Il presidente cinese Xi Jinping – in occasione di un evento organizzato a Pechino per celebrare il 40mo anniversario della tregua nelle relazioni Pechino-Taipei – si è espresso in modo decisamente duro sulla questione di Taiwan, isola «ribelle» per Pechino e autonoma per i politici locali, le cui aspirazioni indipendentiste sono sempre state tenute, tutto sommato, sotto traccia per non incorrere nell’ira della Cina continentale ogni anno più forte.

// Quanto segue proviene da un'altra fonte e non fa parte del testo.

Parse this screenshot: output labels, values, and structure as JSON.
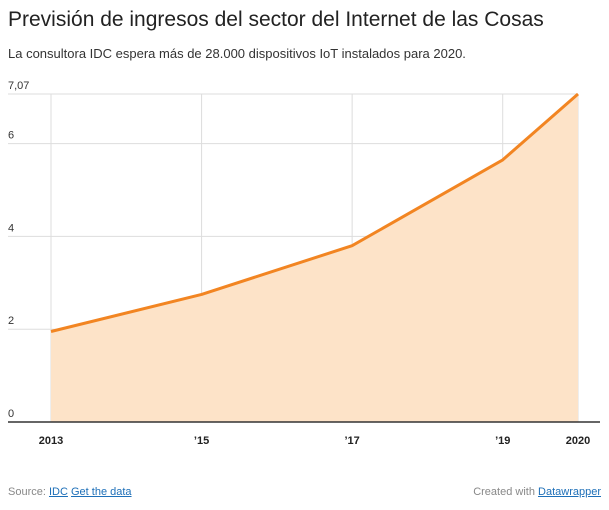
{
  "header": {
    "title": "Previsión de ingresos del sector del Internet de las Cosas",
    "subtitle": "La consultora IDC espera más de 28.000 dispositivos IoT instalados para 2020."
  },
  "footer": {
    "source_label": "Source:",
    "source_link": "IDC",
    "data_link": "Get the data",
    "credit_label": "Created with",
    "credit_link": "Datawrapper"
  },
  "colors": {
    "line": "#f28522",
    "area": "#fde3c8",
    "grid": "#dddddd",
    "axis": "#333333",
    "link": "#1d6fb8"
  },
  "chart_data": {
    "type": "area",
    "x": [
      2013,
      2015,
      2017,
      2019,
      2020
    ],
    "values": [
      1.95,
      2.75,
      3.8,
      5.65,
      7.07
    ],
    "ylim": [
      0,
      7.07
    ],
    "yticks": [
      0,
      2,
      4,
      6,
      7.07
    ],
    "ytick_labels": [
      "0",
      "2",
      "4",
      "6",
      "7,07"
    ],
    "xticks": [
      2013,
      2015,
      2017,
      2019,
      2020
    ],
    "xtick_labels": [
      "2013",
      "’15",
      "’17",
      "’19",
      "2020"
    ],
    "grid": true
  }
}
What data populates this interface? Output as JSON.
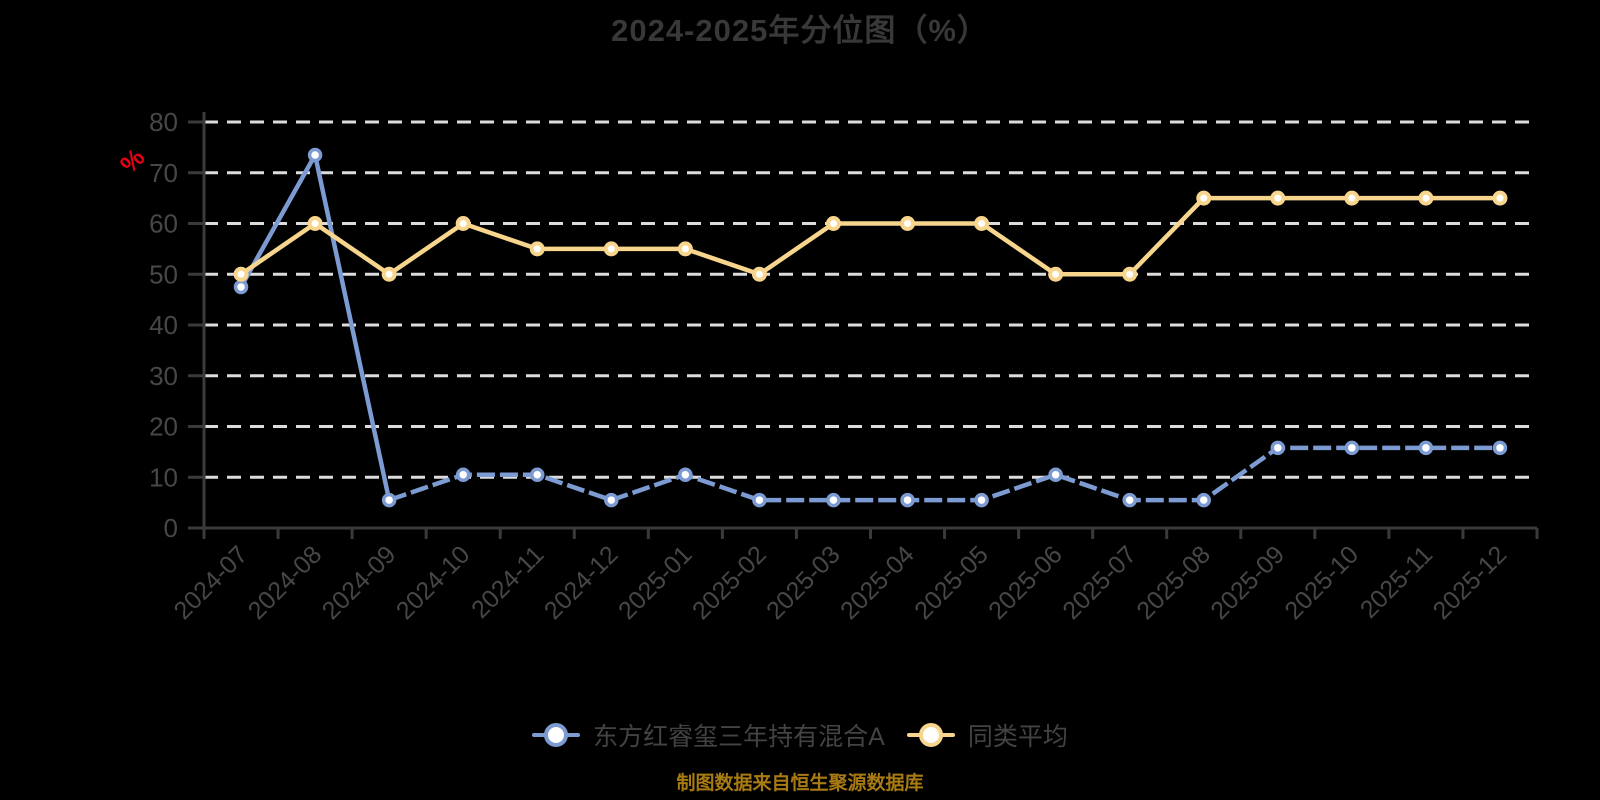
{
  "page": {
    "background_color": "#000000"
  },
  "title": {
    "text": "2024-2025年分位图（%）",
    "color": "#383838"
  },
  "source_note": {
    "text": "制图数据来自恒生聚源数据库",
    "color": "#a87a12"
  },
  "y_axis": {
    "unit_label": "%",
    "unit_color": "#e60012",
    "tick_labels": [
      0,
      10,
      20,
      30,
      40,
      50,
      60,
      70,
      80
    ],
    "label_color": "#474747",
    "axis_color": "#3a3a3a"
  },
  "x_axis": {
    "label_color": "#474747",
    "labels_rotated_degrees": -45
  },
  "grid": {
    "style": "horizontal-dashed",
    "color": "#dcdcdc"
  },
  "legend": {
    "position": "bottom",
    "items": [
      {
        "label": "东方红睿玺三年持有混合A",
        "color": "#7d9bd3"
      },
      {
        "label": "同类平均",
        "color": "#f8d58d"
      }
    ]
  },
  "chart_data": {
    "type": "line",
    "title": "2024-2025年分位图（%）",
    "xlabel": "",
    "ylabel": "%",
    "ylim": [
      0,
      80
    ],
    "y_tick_step": 10,
    "grid": "horizontal dashed lines on black background",
    "legend_position": "bottom-center",
    "categories": [
      "2024-07",
      "2024-08",
      "2024-09",
      "2024-10",
      "2024-11",
      "2024-12",
      "2025-01",
      "2025-02",
      "2025-03",
      "2025-04",
      "2025-05",
      "2025-06",
      "2025-07",
      "2025-08",
      "2025-09",
      "2025-10",
      "2025-11",
      "2025-12"
    ],
    "series": [
      {
        "name": "东方红睿玺三年持有混合A",
        "color": "#7d9bd3",
        "marker": "circle-white-fill",
        "line_style": "solid then dashed",
        "dash_from_index": 2,
        "values": [
          47.5,
          73.5,
          5.5,
          10.5,
          10.5,
          5.5,
          10.5,
          5.5,
          5.5,
          5.5,
          5.5,
          10.5,
          5.5,
          5.5,
          15.8,
          15.8,
          15.8,
          15.8
        ]
      },
      {
        "name": "同类平均",
        "color": "#f8d58d",
        "marker": "circle-white-fill",
        "line_style": "solid",
        "values": [
          50,
          60,
          50,
          60,
          55,
          55,
          55,
          50,
          60,
          60,
          60,
          50,
          50,
          65,
          65,
          65,
          65,
          65
        ]
      }
    ]
  }
}
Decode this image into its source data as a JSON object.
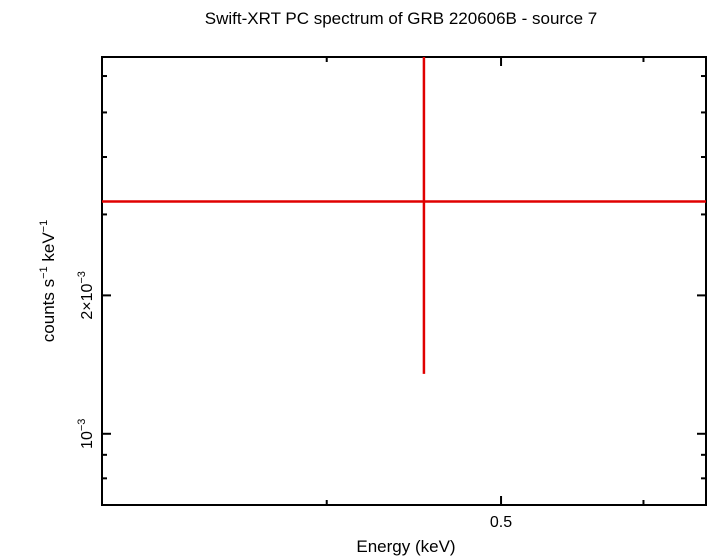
{
  "chart_data": {
    "type": "scatter",
    "title": "Swift-XRT PC spectrum of GRB 220606B - source 7",
    "xlabel": "Energy (keV)",
    "ylabel": {
      "base": "counts s",
      "exp1": "−1",
      "mid": " keV",
      "exp2": "−1"
    },
    "x_scale": "log",
    "y_scale": "log",
    "xlim": [
      0.3,
      0.65
    ],
    "ylim": [
      0.0007,
      0.0066
    ],
    "x_ticks": [
      {
        "value": 0.5,
        "label": "0.5"
      }
    ],
    "x_minor_ticks": [
      0.4,
      0.6
    ],
    "y_ticks": [
      {
        "value": 0.001,
        "mantissa": "",
        "base": "10",
        "exp": "−3"
      },
      {
        "value": 0.002,
        "mantissa": "2×",
        "base": "10",
        "exp": "−3"
      }
    ],
    "y_minor_ticks": [
      0.0008,
      0.0009,
      0.003,
      0.004,
      0.005,
      0.006
    ],
    "points": [
      {
        "x": 0.453,
        "xerr": [
          0.3,
          0.65
        ],
        "y": 0.0032,
        "yerr": [
          0.00135,
          0.0066
        ]
      }
    ],
    "colors": {
      "data": "#e00000",
      "frame": "#000000"
    },
    "grid": false,
    "legend": "none"
  }
}
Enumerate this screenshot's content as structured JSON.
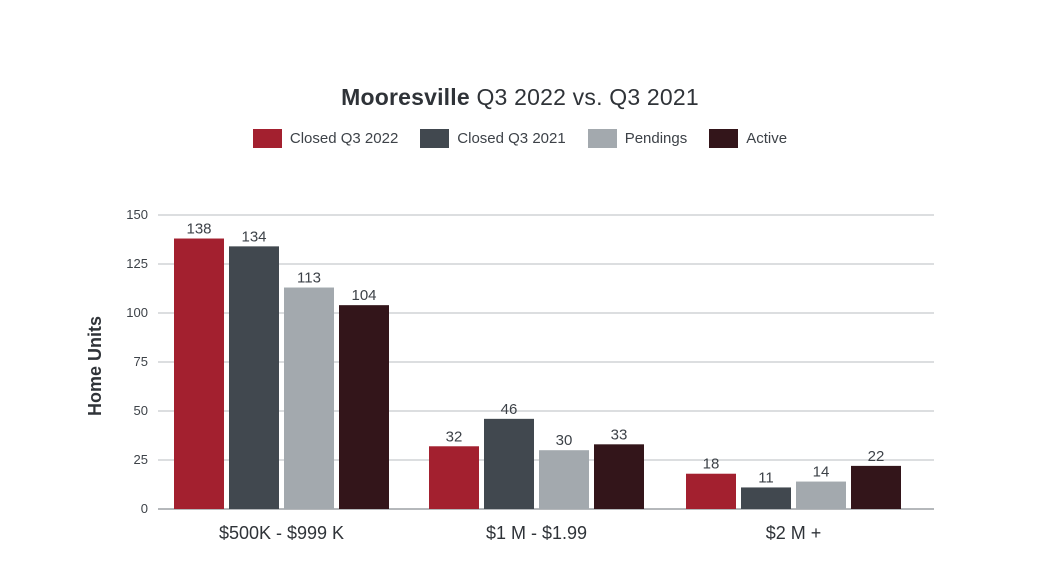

E proprio questa crescita, non solo economica, ma geopolitica della Cina, ha portato il presidente Xi a riassumere in modo molto chiaro l’intera vicenda. Il problema di Taiwan, ha detto il numero uno cinese, esiste per un motivo ben preciso: perché quando i nazionalisti si rifugiarono a Taiwan la Cina era troppo debole per chiudere la partita (vale a dire invadere e segnare Taiwan come regione cinese e fine). Oggi però, il sottotesto di Xi è piuttosto chiaro, la Cina non è più debole, anzi.

E non solo, perché se Xi Jinping ha tracciato una sorta di bussola politica, specificando che il «modello» relazionale tra mainland e Taiwan dovrebbe essere lo stesso che regola i rapporti tra Pechino e Hong Kong, il presidente cinese ha pure specificato che la questione di Taiwan, in un modo o nell’altro andrà risolta.
Xi è stato molto preciso al riguardo, perché ha anche detto che la Cina «non abbandonerà l’uso della forza per l’unificazione», ma ha sottolineato – come hanno riportato i media asiatici – «che i militari dovrebbero prendere di mira solo gli elementi esterni e coloro che cercano l’indipendenza per Taiwan».

Ma in tutto questo, «i cinesi non combatteranno i cinesi», ha spiegato Xi, mettendo nel cassetto della storia la volontà taiwanese a non considerarsi «cinesi», quanto meno in riferimento alla Cina comunista.